De acordo com Nogueira, no estado de São Paulo, o valor chegou a R$ 1,9 bilhão, mas, no Brasil como um todo, mais de 3 bilhões de reais foram enviados para as unidades industriais. “E isso, infelizmente, até o momento, também não entrou na concepção do preço ou na formação do preço ao produtor. A gente também entende que isso faz parte do direito do produtor, uma vez que essa ajuda veio para recomposição de margem”, explica Nogueira.

O gestor da Canaoeste, Almir Torcato, fez uma síntese das agruras vivenciadas não apenas pelas entidades representativas, mas também pelos produtores, que clamam por mais visibilidade. “É importante que o nosso produtor consiga entender a complexidade das frentes e como tudo isso está sendo trabalhado.

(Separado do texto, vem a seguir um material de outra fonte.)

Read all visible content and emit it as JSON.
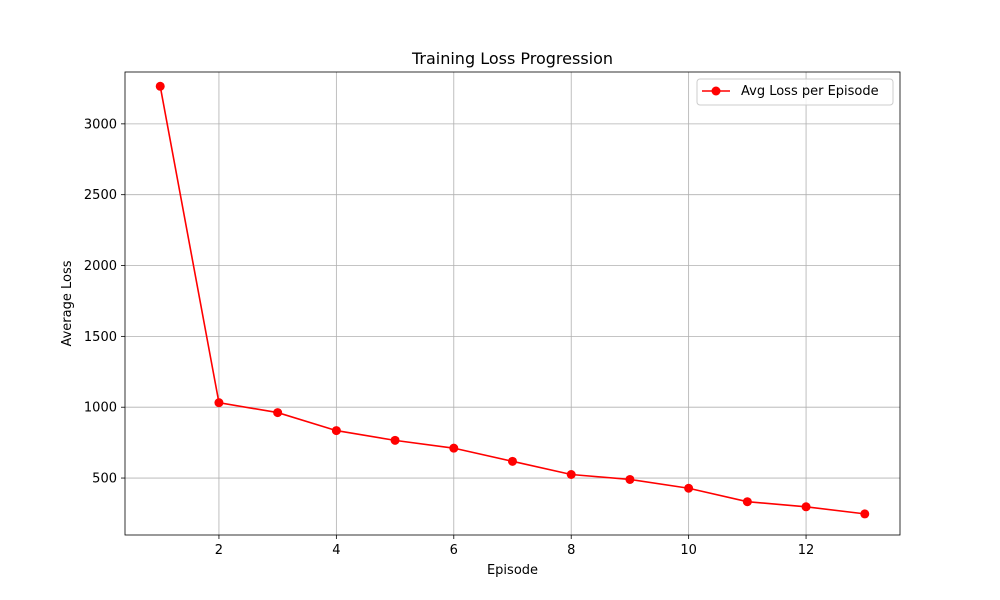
{
  "chart_data": {
    "type": "line",
    "title": "Training Loss Progression",
    "xlabel": "Episode",
    "ylabel": "Average Loss",
    "xlim": [
      0.4,
      13.6
    ],
    "ylim": [
      98,
      3366
    ],
    "x_ticks": [
      2,
      4,
      6,
      8,
      10,
      12
    ],
    "y_ticks": [
      500,
      1000,
      1500,
      2000,
      2500,
      3000
    ],
    "grid": true,
    "legend_position": "top-right",
    "series": [
      {
        "name": "Avg Loss per Episode",
        "color": "#ff0000",
        "marker": "circle",
        "x": [
          1,
          2,
          3,
          4,
          5,
          6,
          7,
          8,
          9,
          10,
          11,
          12,
          13
        ],
        "y": [
          3265,
          1032,
          962,
          835,
          766,
          711,
          618,
          525,
          490,
          428,
          333,
          297,
          247
        ]
      }
    ]
  }
}
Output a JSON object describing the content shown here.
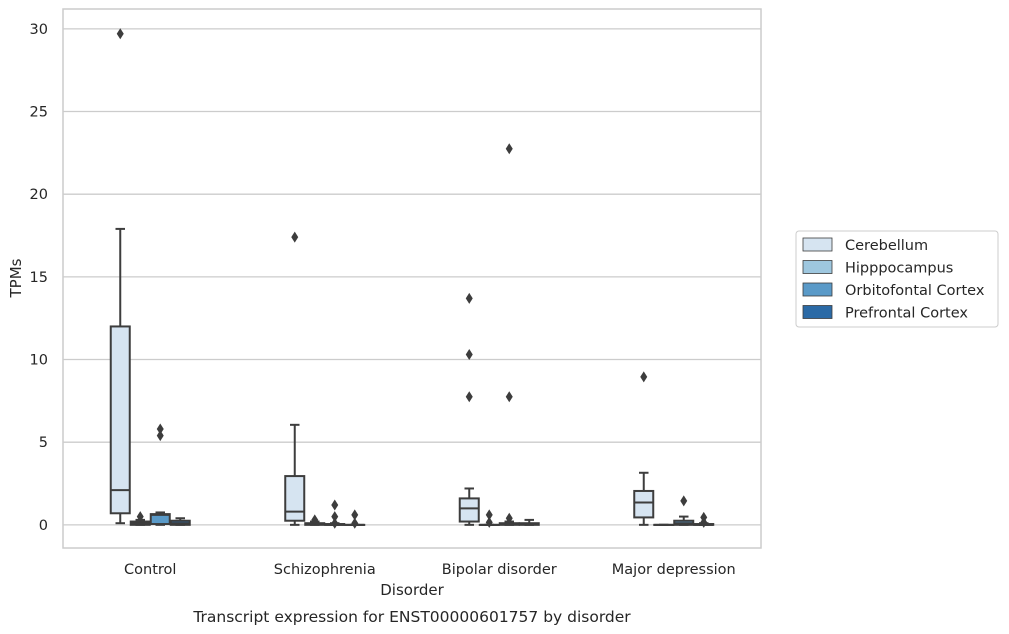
{
  "caption": "Transcript expression for ENST00000601757 by disorder",
  "colors": {
    "grid": "#cccccc",
    "frame": "#cccccc",
    "line": "#3d3d3d",
    "text": "#262626",
    "series": [
      "#d6e4f1",
      "#9ec7df",
      "#5a9ac8",
      "#2b6aa6"
    ]
  },
  "chart_data": {
    "type": "box",
    "title": "",
    "xlabel": "Disorder",
    "ylabel": "TPMs",
    "ylim": [
      -1.4,
      31.2
    ],
    "yticks": [
      0,
      5,
      10,
      15,
      20,
      25,
      30
    ],
    "grid": "horizontal",
    "legend_position": "right",
    "categories": [
      "Control",
      "Schizophrenia",
      "Bipolar disorder",
      "Major depression"
    ],
    "series": [
      {
        "name": "Cerebellum",
        "boxes": [
          {
            "whisker_low": 0.1,
            "q1": 0.7,
            "median": 2.1,
            "q3": 12.0,
            "whisker_high": 17.9,
            "outliers": [
              29.7
            ]
          },
          {
            "whisker_low": 0.0,
            "q1": 0.25,
            "median": 0.8,
            "q3": 2.95,
            "whisker_high": 6.05,
            "outliers": [
              17.4
            ]
          },
          {
            "whisker_low": 0.0,
            "q1": 0.2,
            "median": 1.0,
            "q3": 1.6,
            "whisker_high": 2.2,
            "outliers": [
              13.7,
              10.3,
              7.75
            ]
          },
          {
            "whisker_low": 0.0,
            "q1": 0.45,
            "median": 1.35,
            "q3": 2.05,
            "whisker_high": 3.15,
            "outliers": [
              8.95
            ]
          }
        ]
      },
      {
        "name": "Hipppocampus",
        "boxes": [
          {
            "whisker_low": 0.0,
            "q1": 0.0,
            "median": 0.1,
            "q3": 0.2,
            "whisker_high": 0.3,
            "outliers": [
              0.5
            ]
          },
          {
            "whisker_low": 0.0,
            "q1": 0.0,
            "median": 0.05,
            "q3": 0.1,
            "whisker_high": 0.2,
            "outliers": [
              0.3
            ]
          },
          {
            "whisker_low": 0.0,
            "q1": 0.0,
            "median": 0.0,
            "q3": 0.0,
            "whisker_high": 0.0,
            "outliers": [
              0.6,
              0.15
            ]
          },
          {
            "whisker_low": 0.0,
            "q1": 0.0,
            "median": 0.0,
            "q3": 0.0,
            "whisker_high": 0.0,
            "outliers": []
          }
        ]
      },
      {
        "name": "Orbitofontal Cortex",
        "boxes": [
          {
            "whisker_low": 0.0,
            "q1": 0.05,
            "median": 0.6,
            "q3": 0.65,
            "whisker_high": 0.75,
            "outliers": [
              5.8,
              5.4
            ]
          },
          {
            "whisker_low": 0.0,
            "q1": 0.0,
            "median": 0.0,
            "q3": 0.05,
            "whisker_high": 0.1,
            "outliers": [
              1.2,
              0.5,
              0.1
            ]
          },
          {
            "whisker_low": 0.0,
            "q1": 0.0,
            "median": 0.05,
            "q3": 0.1,
            "whisker_high": 0.2,
            "outliers": [
              22.75,
              7.75,
              0.4
            ]
          },
          {
            "whisker_low": 0.0,
            "q1": 0.0,
            "median": 0.1,
            "q3": 0.25,
            "whisker_high": 0.5,
            "outliers": [
              1.45
            ]
          }
        ]
      },
      {
        "name": "Prefrontal Cortex",
        "boxes": [
          {
            "whisker_low": 0.0,
            "q1": 0.0,
            "median": 0.1,
            "q3": 0.25,
            "whisker_high": 0.4,
            "outliers": []
          },
          {
            "whisker_low": 0.0,
            "q1": 0.0,
            "median": 0.0,
            "q3": 0.0,
            "whisker_high": 0.0,
            "outliers": [
              0.6,
              0.1
            ]
          },
          {
            "whisker_low": 0.0,
            "q1": 0.0,
            "median": 0.05,
            "q3": 0.1,
            "whisker_high": 0.3,
            "outliers": []
          },
          {
            "whisker_low": 0.0,
            "q1": 0.0,
            "median": 0.0,
            "q3": 0.05,
            "whisker_high": 0.1,
            "outliers": [
              0.45,
              0.15
            ]
          }
        ]
      }
    ]
  }
}
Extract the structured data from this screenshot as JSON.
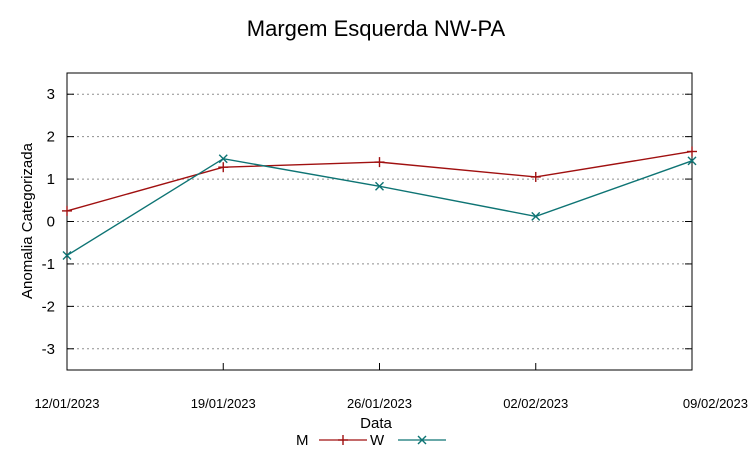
{
  "chart_data": {
    "type": "line",
    "title": "Margem Esquerda NW-PA",
    "xlabel": "Data",
    "ylabel": "Anomalia Categorizada",
    "categories": [
      "12/01/2023",
      "19/01/2023",
      "26/01/2023",
      "02/02/2023",
      "09/02/2023"
    ],
    "ylim": [
      -3.5,
      3.5
    ],
    "yticks": [
      3,
      2,
      1,
      0,
      -1,
      -2,
      -3
    ],
    "ytick_labels": [
      "3",
      "2",
      "1",
      "0",
      "-1",
      "-2",
      "-3"
    ],
    "grid": true,
    "legend_position": "bottom",
    "series": [
      {
        "name": "M",
        "values": [
          0.25,
          1.28,
          1.4,
          1.05,
          1.65
        ],
        "color": "#a01010",
        "marker": "plus"
      },
      {
        "name": "W",
        "values": [
          -0.8,
          1.48,
          0.83,
          0.12,
          1.43
        ],
        "color": "#0e7474",
        "marker": "cross"
      }
    ]
  }
}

Acho que essa visão de trabalho é muito significativa. Estamos falando de uma cadeia que prega a divisão de renda, uma cadeia que levanta uma bandeira de sustentabilidade, levanta uma bandeira de desenvolvimento, e aí a gente vê, por exemplo, o principal item de remuneração, o Consecana, enfrentando uma luta para conseguir revisão”, reclamou.

Para Torcato, o programa do RenovaBio precisa de um PL para o produtor ser incluído, para pleitear uma participação da renda que se tem. “Temos um crédito que envolve a questão da matéria do produto etanol, feito com a cana-de-açúcar, e, mais uma vez, o produtor não é lembrado”, pontuou.

“Temos visto que o Parlamento também vem trabalhando de uma forma que, às vezes, não está enxergando a complexidade da cadeia e tudo aquilo que desce dessa cadeia. Pensa que está fazendo determinada ação para prestigiar o setor, mas que pedaço do setor e da cadeia sucroenergética que estão prestigiando com essa ação? Esse é o grande passo de mudança: saber se o produtor de cana é visto ou como é visto e se ele realmente é visto no Parlamento diante das necessidades que se tem”, questiona o gestor da Canaoeste.